Dona Filomena, a senhora negra que acompanhava minha mãe, a toda hora lhe pedia calma. Coitada da mamãe chorava copiosamente enquanto, confundia-se com suas lágrimas, um volume enorme de suor que brotava da sua linda pele negra e aveludada. De repente, como seu Zé já havia pressentido, a enfermeira disse que melhor seria conduzir minha mãe para a Pro Matre, na Praça Mauá. A médica de plantação estava atendendo uma emergência e demoraria mais do que ela esperava e, de qualquer forma o trabalho era de parto e o melhor mesmo seria remove-la dali o mais rápido possível. Sem esperar mais nada, seu Zé pressentindo o que poderia acontecer, imediatamente empurrou a maca, onde ela se encontrava deitada e gemendo, em direção ao velho carro, pegou-a sozinho no colo e a colocou de volta no banco traseiro, pediu que a velha senhora entrasse e saiu em disparada em direção à maternidade no centro da cidade.
O transporte de pacientes de uma unidade médica para outra e vice-versa bem como o atendimento domiciliar, no Brasil, de uma maneira geral, é um problema antigo e que até hoje não conseguiram resolver. Uma das formas de acabar com essa triste situação, seria a privatização sistemática do sistema, onde um único número, por exemplo 119 discado seria o suficiente para a remoção do paciente onde quer que esteja e a remuneração do transporte seria tabelada recebendo o beneficio a ambulância que chegasse primeiro ao local. Essa medida evitaria fatos como o “caso das ambulâncias”, “as compras de ambulâncias que nunca operam”, “as faltas de ambulâncias por sucateamento” entre tantos outros problemas de mesmas características.
- Saiam da frente! Saiam da frente! – gritava ofegante seu Zé que conduzia com muito sacrifício aquela jovem grávida em direção ao interior da maternidade.
Um enfermeiro ofereceu prontamente uma maca e mamãe, finalmente, foi conduzida para a emergência e, após um exame rápido de um jovem médico que passava naquele momento por ela, determinou ao enfermeiro que fosse imediatamente conduzida a sala de partos. Eu já estava ficando cansada daquela situação e, não demorou muito...
- É uma menina! – sorriu o médico, que àquelas alturas já havia feito oito partos com sua equipe médica e, segundo um dos seus auxiliares, tinham ainda muitas horas pela frente até que fossem substituídos.
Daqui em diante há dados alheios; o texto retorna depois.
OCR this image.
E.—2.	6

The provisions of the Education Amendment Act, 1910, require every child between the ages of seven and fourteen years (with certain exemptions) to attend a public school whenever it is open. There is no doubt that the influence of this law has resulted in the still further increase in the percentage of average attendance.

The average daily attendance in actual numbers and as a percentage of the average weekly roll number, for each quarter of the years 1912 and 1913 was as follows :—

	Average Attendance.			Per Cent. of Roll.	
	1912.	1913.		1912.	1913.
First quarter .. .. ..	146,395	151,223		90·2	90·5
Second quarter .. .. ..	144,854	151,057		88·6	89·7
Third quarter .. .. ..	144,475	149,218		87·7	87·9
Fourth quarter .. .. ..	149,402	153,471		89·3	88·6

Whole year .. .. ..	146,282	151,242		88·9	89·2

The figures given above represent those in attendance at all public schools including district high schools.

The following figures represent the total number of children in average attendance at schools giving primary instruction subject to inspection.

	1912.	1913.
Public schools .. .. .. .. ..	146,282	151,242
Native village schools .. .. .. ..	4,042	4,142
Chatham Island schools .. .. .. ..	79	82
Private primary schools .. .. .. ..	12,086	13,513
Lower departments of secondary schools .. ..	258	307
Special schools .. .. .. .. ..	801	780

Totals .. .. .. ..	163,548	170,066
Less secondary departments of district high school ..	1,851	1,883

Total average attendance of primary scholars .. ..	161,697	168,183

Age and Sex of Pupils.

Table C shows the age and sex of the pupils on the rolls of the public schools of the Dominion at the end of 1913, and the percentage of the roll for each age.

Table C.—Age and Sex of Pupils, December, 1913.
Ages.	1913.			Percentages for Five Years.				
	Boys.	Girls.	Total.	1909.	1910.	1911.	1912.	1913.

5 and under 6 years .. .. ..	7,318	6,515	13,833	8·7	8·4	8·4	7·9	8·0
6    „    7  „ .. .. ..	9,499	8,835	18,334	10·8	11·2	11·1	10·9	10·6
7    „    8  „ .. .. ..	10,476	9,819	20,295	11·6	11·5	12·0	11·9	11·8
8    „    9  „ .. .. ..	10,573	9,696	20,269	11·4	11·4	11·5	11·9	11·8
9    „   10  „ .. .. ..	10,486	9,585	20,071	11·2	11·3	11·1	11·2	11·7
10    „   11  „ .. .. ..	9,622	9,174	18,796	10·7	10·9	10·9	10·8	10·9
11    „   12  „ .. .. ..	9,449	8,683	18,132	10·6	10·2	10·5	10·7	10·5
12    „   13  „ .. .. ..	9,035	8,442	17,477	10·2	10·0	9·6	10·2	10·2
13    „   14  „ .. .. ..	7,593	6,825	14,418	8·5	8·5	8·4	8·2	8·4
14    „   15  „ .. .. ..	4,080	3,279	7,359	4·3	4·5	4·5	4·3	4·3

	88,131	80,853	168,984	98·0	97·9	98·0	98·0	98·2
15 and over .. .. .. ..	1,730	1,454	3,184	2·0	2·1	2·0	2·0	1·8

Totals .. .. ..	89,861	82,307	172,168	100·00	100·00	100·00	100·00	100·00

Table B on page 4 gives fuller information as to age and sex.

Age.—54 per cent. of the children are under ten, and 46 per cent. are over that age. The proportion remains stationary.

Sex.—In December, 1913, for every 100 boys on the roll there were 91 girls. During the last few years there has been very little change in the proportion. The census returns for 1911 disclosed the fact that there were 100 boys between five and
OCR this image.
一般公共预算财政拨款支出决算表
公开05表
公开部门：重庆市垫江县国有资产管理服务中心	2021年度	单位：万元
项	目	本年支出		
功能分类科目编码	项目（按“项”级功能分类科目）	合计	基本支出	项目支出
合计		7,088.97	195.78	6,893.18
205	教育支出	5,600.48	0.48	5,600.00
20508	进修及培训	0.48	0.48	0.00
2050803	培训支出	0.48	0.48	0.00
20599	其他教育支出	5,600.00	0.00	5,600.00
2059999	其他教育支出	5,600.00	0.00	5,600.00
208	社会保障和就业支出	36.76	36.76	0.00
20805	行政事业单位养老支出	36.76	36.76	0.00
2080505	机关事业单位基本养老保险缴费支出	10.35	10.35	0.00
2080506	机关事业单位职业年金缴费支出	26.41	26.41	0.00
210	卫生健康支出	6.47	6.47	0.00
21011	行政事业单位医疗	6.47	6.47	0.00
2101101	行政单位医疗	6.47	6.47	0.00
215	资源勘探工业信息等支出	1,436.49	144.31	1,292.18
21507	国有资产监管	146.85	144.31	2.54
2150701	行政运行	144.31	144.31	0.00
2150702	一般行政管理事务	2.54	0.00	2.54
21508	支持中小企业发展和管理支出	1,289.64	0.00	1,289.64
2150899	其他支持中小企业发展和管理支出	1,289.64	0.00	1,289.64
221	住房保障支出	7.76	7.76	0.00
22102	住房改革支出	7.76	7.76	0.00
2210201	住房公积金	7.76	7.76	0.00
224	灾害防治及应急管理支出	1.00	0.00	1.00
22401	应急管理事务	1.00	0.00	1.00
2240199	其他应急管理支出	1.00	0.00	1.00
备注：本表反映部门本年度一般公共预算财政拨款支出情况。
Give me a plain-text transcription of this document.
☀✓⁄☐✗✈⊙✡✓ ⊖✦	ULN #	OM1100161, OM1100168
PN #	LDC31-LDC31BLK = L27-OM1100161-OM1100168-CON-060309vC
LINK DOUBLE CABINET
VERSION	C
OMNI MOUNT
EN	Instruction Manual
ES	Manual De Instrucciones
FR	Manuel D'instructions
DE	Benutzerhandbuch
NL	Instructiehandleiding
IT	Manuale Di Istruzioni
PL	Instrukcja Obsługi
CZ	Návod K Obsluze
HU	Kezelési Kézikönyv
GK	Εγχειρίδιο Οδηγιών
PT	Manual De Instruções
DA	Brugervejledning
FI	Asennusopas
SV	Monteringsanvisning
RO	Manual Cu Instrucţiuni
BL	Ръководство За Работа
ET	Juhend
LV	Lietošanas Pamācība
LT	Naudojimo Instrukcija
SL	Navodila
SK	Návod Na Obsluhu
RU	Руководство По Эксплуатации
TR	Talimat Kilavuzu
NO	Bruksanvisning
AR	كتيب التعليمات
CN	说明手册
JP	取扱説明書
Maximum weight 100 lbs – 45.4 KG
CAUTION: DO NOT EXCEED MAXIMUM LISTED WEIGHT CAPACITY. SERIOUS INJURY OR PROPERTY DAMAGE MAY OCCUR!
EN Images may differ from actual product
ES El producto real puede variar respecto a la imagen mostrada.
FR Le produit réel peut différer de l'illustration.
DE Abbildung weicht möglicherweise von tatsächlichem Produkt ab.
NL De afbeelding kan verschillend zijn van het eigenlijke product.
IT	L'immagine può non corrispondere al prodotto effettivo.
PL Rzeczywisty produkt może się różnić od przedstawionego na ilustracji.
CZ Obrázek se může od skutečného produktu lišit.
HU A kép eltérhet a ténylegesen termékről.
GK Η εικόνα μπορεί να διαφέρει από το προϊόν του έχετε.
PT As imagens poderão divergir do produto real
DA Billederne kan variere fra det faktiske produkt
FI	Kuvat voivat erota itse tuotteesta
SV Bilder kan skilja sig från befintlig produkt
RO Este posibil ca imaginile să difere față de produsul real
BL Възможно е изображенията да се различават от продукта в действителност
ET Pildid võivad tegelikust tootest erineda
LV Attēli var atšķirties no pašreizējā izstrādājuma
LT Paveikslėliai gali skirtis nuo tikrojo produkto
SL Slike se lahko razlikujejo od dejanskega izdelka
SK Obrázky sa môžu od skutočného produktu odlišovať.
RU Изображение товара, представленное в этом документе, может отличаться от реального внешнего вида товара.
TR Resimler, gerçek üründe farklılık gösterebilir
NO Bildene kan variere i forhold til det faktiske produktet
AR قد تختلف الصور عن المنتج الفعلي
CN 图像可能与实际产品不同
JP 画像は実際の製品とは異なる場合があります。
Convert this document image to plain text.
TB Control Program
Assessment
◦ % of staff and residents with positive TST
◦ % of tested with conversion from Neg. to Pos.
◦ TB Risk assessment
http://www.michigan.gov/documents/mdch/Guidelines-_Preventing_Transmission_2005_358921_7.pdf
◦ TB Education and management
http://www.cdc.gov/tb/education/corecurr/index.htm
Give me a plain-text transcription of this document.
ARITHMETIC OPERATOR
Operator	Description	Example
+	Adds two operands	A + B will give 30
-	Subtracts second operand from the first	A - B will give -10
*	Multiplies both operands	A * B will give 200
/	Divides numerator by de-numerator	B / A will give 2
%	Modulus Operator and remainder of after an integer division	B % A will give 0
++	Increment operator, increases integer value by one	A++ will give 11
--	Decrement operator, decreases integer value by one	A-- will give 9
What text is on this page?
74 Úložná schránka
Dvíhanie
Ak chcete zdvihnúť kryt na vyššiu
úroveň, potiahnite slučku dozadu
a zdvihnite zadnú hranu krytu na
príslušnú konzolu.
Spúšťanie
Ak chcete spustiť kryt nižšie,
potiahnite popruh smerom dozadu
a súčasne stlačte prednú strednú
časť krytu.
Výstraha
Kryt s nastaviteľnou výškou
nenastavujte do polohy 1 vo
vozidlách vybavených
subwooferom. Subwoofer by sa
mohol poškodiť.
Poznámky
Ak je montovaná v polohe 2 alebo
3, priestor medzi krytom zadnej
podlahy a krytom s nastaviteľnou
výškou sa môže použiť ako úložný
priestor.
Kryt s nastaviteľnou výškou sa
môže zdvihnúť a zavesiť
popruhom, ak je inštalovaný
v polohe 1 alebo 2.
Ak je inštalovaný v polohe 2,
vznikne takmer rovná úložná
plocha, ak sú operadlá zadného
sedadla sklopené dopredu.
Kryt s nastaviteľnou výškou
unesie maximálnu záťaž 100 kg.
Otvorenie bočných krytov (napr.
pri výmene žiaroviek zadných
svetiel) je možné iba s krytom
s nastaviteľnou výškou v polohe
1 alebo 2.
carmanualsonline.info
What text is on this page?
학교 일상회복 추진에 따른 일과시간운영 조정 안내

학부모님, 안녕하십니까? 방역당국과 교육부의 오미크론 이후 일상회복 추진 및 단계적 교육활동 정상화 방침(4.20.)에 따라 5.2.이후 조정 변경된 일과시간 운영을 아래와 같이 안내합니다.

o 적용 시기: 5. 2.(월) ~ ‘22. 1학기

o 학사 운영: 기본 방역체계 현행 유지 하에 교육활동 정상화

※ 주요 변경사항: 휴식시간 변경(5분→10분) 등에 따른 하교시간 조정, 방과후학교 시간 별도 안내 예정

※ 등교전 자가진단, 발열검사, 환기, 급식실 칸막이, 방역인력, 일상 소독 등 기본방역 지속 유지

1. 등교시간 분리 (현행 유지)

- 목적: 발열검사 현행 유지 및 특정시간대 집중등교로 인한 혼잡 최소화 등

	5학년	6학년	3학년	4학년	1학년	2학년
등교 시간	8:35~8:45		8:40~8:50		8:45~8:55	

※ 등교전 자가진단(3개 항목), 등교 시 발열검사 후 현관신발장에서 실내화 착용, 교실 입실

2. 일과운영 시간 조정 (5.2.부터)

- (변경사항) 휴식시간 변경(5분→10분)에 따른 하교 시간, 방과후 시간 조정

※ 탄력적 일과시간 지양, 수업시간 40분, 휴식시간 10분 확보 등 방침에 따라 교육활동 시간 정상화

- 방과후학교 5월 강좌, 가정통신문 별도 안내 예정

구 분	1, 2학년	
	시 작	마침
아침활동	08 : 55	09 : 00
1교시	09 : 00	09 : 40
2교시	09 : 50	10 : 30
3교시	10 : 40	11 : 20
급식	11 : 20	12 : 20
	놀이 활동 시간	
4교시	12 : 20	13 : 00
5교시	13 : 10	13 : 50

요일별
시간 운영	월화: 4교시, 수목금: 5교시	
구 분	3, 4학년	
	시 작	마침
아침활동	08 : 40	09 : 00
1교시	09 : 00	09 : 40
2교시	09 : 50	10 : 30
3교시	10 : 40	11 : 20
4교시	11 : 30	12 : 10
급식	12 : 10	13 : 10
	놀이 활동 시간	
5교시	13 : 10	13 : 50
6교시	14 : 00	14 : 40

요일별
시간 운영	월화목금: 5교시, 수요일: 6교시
Passava da zero hora e, para ser mais exata, 00h49m do dia 29 de fevereiro 1980. Este é o horário exato do dia do meu nascimento e também do pior momento da minha vida... Mamãe morreu! Segundo a médica da equipe, ou era ela ou eu e, não sei qual o critério adotado, naquele momento, e me escolheram. Por que não optaram por ela? Tinha tantos planos, apesar das suas condições precárias? Mas, apesar de tudo, até ali meus outros quatro irmãos nunca dependeram de drogas, de ir para as ruas pedir ou roubar dinheiro de ninguém! Por que então, escolheram a mim para viver? Como poderei ter uma vida feliz sem ela do meu lado? Meu padrasto, pouco tempo vivera com ela, teria condições de me educar e aos meus irmãos? Na verdade, nem mamãe sabia direito quem ele era, tão pouco tempo tinha de convivência. Será que ele vai continuar conosco sem ela para tomar conta da gente? O que será do meu futuro e dos meus irmãos?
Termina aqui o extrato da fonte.